We introduce NCP (Neural Conditional Probability), a novel operator-theoretic approach for learning conditional distributions with a particular focus on inference tasks. NCP can be used to build conditional confidence regions and extract important statistics like conditional quantiles, mean, and covariance. It offers streamlined learning through a single unconditional training phase, facilitating efficient inference without the need for retraining even when conditioning changes. By tapping into the powerful approximation capabilities of neural networks, our method efficiently handles a wide variety of complex probability distributions, effectively dealing with nonlinear relationships between input and output variables. Theoretical guarantees ensure both optimization consistency and statistical accuracy of the NCP method. Our experiments show that our approach matches or beats leading methods using a simple Multi-Layer Perceptron (MLP) with two hidden layers and GELU activations. This demonstrates that a minimalistic architecture with a theoretically grounded loss function can achieve competitive results without sacrificing performance, even in the face of more complex architectures.

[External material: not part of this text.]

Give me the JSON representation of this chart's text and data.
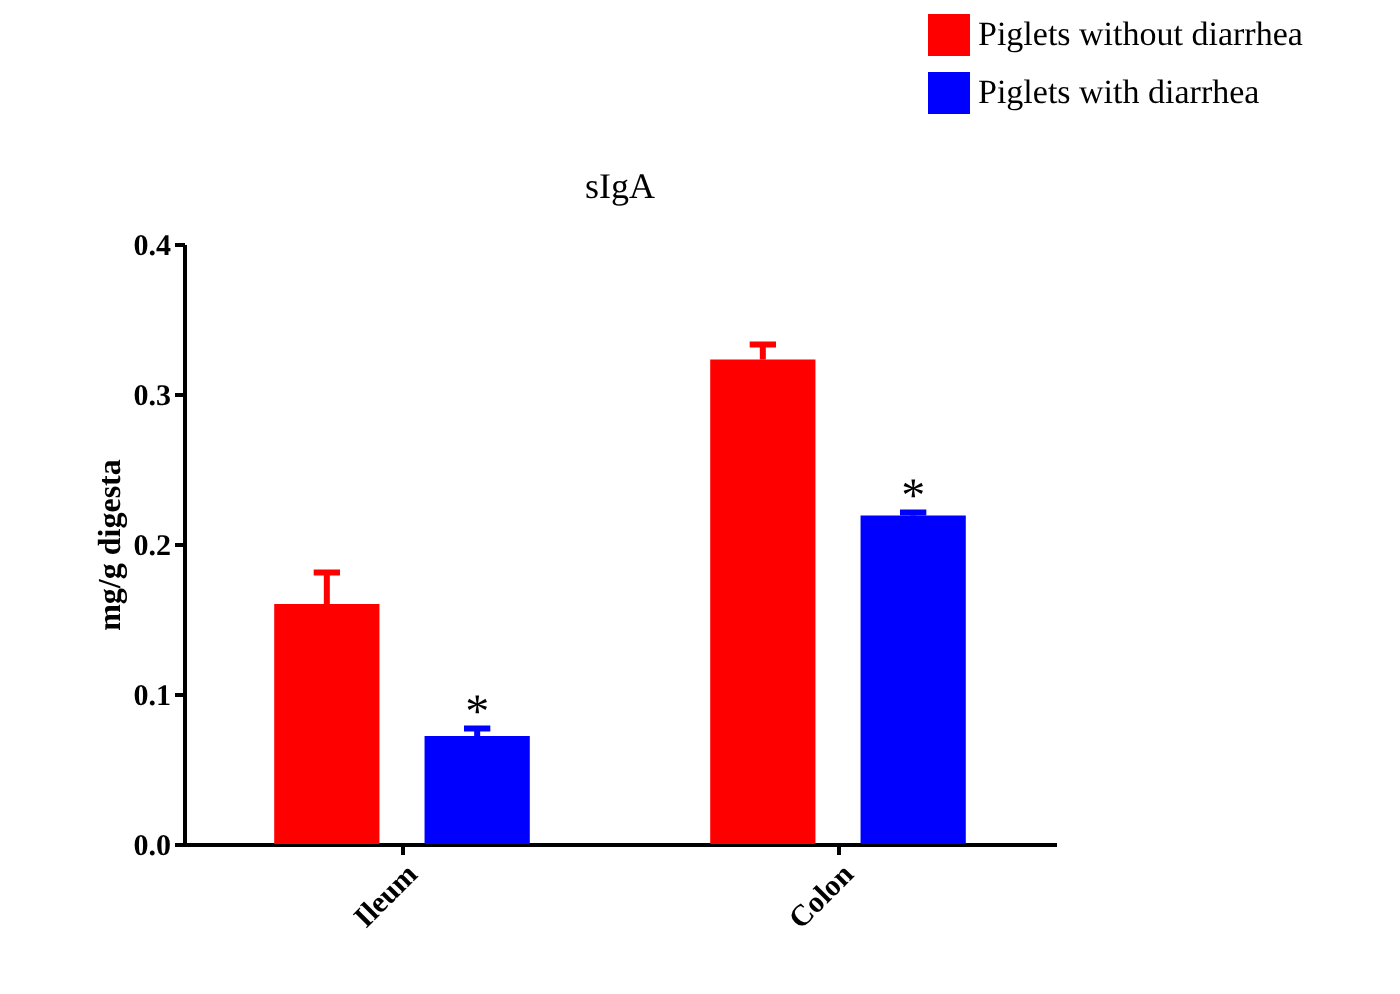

翻译：我们提出NCP（神经条件概率），一种新颖的算子理论方法，用于学习条件分布，特别关注推理任务。NCP可用于构建条件置信区域并提取重要统计量，如条件分位数、均值和协方差。它通过单一的无条件训练阶段实现简化的学习，即使在条件发生变化时也能促进高效推理而无需重新训练。通过利用神经网络的强大逼近能力，我们的方法能高效处理各种复杂的概率分布，有效应对输入与输出变量之间的非线性关系。理论保证确保了NCP方法的优化一致性与统计准确性。实验表明，我们的方法使用简单的两层隐藏层多层感知器（MLP）与GELU激活函数，即可匹配或超越主流方法。这证明，基于理论基础的损失函数配合极简架构，即使面对更复杂的模型结构，也能在不牺牲性能的前提下取得有竞争力的结果。